I walked around the walled area of the Colegio de las Adoratrices, with some really cool views of the pantheon that stands there, Panteón de la Duquesa de Sevillano, the school building and the church Iglesia de Santa María Micaela. This whole area used to belong to the Duchess, who commissioned the architectural complex in the 19th century. The pantheon is a particular example of the eclectic architecture, with a purple dome. The church is a mixture of different styles, out of which maybe neo-Gothic would be the most prominent one.
The street I wanted to go along next was a) taped off and b) waaaay too steep for a safe climb-up, so I decided to turn towards another of the important squares in town, Plaza de Bejanque. You can guess the old fortress Fuerte de San Francisco behind it, but it was also full of people, so I walked fast.
One of the features of the square is the old gate from the walls, Puerta de Bejanque, one of the access gates through the 14th century wall. This used to be part of a house that was built around it, and it was unearthed, so to speak, in the 90s.
I went down towards the co-cathedral Concatedral de Santa María. Originally built in the 13th century, this catholic church has been redesigned and rebuilt in several styles. It is best characterised by the horse-shoe arches in the main façade.
And sneaked up towards the chapel Capilla de Luis de Lucena, a small and compact chapel built like a tiny fortress that used to be an oratory part of a larger church.
I walked past the old palatial house Palacio de la Cotilla, a palatial house from the 15th century.
The convent Convento de las Carmelitas de San José. This convent, where cloistered nuns still live (tradition says that couples that are going to marry should bring them eggs for sun on the day of the wedding) was built in 1625, and the inside is decorated in the Baroque style.
And finally reached the lookout over the park built within the old torrent, Parque del Barranco del Alamín.
I finally saw the former church Iglesia de los Remedios. Today it is used as the grand hall for the nearby university, but it was originally a Renaissance temple, with three characteristic arches guarding the entrance.

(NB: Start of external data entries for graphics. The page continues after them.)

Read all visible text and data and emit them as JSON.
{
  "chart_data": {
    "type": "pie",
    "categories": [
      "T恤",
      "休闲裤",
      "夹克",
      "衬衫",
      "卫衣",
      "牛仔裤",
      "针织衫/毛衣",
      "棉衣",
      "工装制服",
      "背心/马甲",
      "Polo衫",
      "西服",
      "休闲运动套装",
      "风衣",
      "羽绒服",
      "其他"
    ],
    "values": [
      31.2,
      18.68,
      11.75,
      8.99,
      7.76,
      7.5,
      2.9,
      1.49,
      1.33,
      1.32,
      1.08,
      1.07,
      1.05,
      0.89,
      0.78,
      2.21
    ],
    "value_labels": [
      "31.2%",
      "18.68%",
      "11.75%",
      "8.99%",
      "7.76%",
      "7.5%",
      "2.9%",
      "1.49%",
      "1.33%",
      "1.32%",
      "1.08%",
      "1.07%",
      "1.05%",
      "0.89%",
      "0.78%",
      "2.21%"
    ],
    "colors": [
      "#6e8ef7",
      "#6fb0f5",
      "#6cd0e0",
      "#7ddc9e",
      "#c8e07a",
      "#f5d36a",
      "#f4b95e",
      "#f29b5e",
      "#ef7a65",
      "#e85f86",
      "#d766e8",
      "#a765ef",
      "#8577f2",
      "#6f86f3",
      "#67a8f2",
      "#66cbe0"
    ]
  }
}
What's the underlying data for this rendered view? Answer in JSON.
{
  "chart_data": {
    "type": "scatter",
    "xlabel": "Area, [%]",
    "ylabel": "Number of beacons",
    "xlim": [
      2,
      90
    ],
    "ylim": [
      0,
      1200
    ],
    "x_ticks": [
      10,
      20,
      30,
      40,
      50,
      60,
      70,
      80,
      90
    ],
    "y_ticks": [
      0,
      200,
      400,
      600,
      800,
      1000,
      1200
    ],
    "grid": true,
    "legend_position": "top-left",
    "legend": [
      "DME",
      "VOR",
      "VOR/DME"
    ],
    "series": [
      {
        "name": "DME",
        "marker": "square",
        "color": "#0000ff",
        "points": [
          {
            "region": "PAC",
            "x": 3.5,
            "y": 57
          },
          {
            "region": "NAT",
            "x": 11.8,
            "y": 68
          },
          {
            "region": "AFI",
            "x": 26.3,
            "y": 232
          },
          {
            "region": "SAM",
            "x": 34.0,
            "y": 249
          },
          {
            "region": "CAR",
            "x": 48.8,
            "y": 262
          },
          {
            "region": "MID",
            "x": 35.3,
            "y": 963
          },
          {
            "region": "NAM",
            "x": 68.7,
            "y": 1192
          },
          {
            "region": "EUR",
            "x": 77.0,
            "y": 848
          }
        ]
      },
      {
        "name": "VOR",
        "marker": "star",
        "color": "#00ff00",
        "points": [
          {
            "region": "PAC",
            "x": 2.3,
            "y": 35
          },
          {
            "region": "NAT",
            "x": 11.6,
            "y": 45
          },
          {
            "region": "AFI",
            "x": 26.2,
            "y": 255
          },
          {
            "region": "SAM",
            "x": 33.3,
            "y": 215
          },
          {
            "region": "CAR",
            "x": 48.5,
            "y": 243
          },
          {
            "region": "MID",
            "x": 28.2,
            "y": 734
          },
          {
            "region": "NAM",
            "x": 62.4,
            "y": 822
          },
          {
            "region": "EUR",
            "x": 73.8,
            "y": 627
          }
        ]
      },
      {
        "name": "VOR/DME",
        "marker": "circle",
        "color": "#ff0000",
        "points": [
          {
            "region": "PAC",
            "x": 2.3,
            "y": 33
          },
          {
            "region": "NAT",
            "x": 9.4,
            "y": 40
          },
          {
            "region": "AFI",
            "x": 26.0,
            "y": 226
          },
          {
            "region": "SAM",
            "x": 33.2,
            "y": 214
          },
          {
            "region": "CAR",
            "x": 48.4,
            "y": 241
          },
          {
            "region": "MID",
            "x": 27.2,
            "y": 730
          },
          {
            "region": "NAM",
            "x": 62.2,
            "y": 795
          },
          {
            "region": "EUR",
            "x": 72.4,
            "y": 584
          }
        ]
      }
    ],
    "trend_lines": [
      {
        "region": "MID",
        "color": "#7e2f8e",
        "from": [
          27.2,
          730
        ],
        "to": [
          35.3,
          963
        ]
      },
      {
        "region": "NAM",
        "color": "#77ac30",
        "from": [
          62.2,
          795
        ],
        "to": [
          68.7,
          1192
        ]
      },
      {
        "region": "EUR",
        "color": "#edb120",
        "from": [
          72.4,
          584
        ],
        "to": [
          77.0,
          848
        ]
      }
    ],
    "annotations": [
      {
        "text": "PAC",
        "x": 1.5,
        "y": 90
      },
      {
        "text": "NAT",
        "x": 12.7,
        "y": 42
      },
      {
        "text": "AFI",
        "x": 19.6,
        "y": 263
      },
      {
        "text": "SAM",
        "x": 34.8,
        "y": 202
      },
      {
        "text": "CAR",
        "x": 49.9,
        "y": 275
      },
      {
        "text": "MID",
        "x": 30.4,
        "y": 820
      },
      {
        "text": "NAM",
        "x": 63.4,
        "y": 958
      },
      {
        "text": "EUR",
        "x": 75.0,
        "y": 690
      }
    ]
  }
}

And turned back towards the Palacio del Infantado from the square Plaza de España.
It had started snowing more heavily by then and my legs were getting tired. The sloshy snow on the roads had become frozen so it was slippery, and when I was walking on the actual snow, it was up to my mid-shins, so I was feeling the strain in my legs and my back. Thus, I decided to go back home and not to return in the afternoon again because the trees had lost more and more branches under the weight of the snow. The temperature going down also meant that the snow was going to freeze and it would be more slippery as it became ice…
I mean, this is the tree that used to stand in front of my balcony… So better safe than sorry. But all in all, the snowfall of a lifetime in these latitudes!